Okay, okay. I'll accept a thoroughly implausible president (Ronald Reagan, anyone?), but there are more physics-ignoring situations in this movie than you can shake a slide rule at. I'm even willing to pretend that a man can successfully hide from 10 to 12 armed lunatics as they stalk around inside a jumbo jet, even though it's impossible. But when it comes to that same man hanging on with one hand while being dragged behind that same jumbo jet in mid-flight, I have to draw the line. Granted, I didn't see a speedometer, but the last time I was on a commercial airliner, it was moving faster than a tractor inner-tube bouncing along on a tow line behind the family speed boat.

As the movie begins, President Marshall has just announced that the American government will never negotiate with terrorists, so don't even try it, you terrorists, you. Correct me if I'm wrong, but I thought that was already our policy. Anyway, this is supposed to give the story more urgency when Oldman and his cohorts suddenly jump up and start executing half the people on the plane. They want one of their leaders released from the local gulag so that they can start reasserting communism (as opposed to capitalism) in what Oldman actually refers to as "Mother Russia." Evidently, McDonald's has gotten to him.

During the initial big shoot-out, a sort of presidential space capsule is jettisoned from the plane. Oldman and his buddies think the president has gotten away, but they're wrong, of course. Ford, now in his trademark rumpled suit, is actually hiding behind a door or a mixing bowl or something, grimacing and breathing hard through his nostrils. Everyone is herded into a single room (including the first lady and the first daughter), while Oldman spitefully negotiates on a speaker phone with the vice president, played by Glenn Close.

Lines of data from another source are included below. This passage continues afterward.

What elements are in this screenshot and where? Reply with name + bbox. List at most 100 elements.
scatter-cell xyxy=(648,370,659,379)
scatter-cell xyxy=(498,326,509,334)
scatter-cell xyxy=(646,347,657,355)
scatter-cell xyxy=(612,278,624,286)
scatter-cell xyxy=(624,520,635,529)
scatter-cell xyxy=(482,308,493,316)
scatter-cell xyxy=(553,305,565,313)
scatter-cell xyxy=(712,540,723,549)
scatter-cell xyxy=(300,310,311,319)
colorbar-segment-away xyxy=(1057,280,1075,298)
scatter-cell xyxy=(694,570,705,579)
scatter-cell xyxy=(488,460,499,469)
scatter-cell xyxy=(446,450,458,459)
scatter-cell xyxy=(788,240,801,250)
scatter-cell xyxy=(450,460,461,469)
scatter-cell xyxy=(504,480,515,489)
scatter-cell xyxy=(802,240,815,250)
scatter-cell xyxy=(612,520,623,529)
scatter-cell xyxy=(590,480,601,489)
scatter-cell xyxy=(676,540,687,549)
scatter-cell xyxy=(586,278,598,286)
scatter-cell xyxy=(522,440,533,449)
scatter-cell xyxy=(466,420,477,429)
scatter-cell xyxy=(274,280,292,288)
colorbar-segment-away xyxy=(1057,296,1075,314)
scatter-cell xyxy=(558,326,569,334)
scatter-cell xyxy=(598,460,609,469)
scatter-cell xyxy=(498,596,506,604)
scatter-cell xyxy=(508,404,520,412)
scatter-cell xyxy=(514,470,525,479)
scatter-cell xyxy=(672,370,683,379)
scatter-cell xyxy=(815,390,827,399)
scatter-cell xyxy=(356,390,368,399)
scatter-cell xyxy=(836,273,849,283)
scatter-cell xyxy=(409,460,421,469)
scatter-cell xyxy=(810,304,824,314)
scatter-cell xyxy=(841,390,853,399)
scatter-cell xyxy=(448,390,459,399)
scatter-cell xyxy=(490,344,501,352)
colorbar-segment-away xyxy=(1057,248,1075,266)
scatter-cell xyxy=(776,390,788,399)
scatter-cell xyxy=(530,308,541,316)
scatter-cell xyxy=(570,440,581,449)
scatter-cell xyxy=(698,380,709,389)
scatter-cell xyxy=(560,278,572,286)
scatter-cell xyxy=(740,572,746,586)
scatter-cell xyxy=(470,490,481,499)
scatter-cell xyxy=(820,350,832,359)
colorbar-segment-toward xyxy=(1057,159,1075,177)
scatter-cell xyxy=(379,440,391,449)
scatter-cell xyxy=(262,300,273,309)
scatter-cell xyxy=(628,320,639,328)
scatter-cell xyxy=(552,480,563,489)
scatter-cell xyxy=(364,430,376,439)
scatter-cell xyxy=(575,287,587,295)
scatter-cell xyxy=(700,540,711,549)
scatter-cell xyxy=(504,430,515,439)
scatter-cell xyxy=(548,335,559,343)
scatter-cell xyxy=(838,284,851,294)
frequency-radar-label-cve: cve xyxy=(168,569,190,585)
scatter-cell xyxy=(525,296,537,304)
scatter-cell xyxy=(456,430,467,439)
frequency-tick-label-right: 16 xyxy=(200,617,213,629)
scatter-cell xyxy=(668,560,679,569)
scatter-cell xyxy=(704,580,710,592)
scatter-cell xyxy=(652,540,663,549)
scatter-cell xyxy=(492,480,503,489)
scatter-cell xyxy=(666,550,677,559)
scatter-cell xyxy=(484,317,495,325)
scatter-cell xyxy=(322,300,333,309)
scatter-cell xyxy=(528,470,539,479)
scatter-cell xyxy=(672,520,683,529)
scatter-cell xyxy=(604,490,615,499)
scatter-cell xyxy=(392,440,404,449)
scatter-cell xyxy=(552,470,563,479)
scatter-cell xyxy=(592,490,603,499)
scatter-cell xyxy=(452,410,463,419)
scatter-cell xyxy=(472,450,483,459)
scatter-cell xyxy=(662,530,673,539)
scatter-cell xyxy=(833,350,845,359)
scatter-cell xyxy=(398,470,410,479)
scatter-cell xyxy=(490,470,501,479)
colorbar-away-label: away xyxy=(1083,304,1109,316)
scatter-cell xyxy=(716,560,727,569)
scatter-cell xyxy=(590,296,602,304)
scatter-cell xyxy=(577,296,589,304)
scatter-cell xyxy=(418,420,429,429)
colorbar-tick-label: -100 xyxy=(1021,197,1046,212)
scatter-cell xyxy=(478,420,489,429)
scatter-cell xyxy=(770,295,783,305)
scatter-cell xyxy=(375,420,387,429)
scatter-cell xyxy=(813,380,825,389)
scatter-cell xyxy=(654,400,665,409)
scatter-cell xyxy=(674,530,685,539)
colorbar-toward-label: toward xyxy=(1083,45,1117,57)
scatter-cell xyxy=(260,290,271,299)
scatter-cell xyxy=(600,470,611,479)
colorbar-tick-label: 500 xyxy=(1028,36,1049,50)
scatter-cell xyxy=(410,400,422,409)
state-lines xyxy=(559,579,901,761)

Close has a completely thankless role, alternating between staring steely-eyed and crying itty-bitty vice presidential tears while Oldman selects and executes hostage after hostage. It's no big surprise that the stuff that goes on in the White House is nowhere near as interesting as what's taking place on the plane, but we sure do end up spending a lot of time down in D.C. anyway. (Dean Stockwell is also on hand as a Cabinet member who is arguing about the president's mental competence in this situation, as if the movie's gonna be canceled because Ford is under duress.)

It makes sense that the producers would enlist Wolfgang Peterson to direct, since he was so successful at creating tension in an enclosed environment in his masterful submarine epic, "Das Boot." The problem is that the plane is so spacious and accommodating, you start to feel like the most powerful people in the United States are being held hostage in a flying Howard Johnson's. There are a couple of well-staged shoot-outs, but this is pretty inoffensive, by-the-numbers stuff. Not as completely dumb as it could've been, but not as exciting, either.

Eventually, Peterson is forced to play summer movie hack, inserting as many computer generated plane lunges and aerial dogfights as humanly possible. My favorite effect is a big red digital read-out in the cockpit that evidently is the only instrument necessary to fly one of these babies. Every time we see it, it's telling us something different, information ranging from "PARACHUTE RAMP ACTIVATING" to "COUNTER MEASURES UNAVAILABLE." It never gets around to saying "ENOUGH ALREADY."

"Air Force One" has some profanity and is surprisingly violent, with more than a few point blank executions by Oldman. One killing of a bright, young woman is downright gleefully mean-spirited. Rated R. 125 minutes.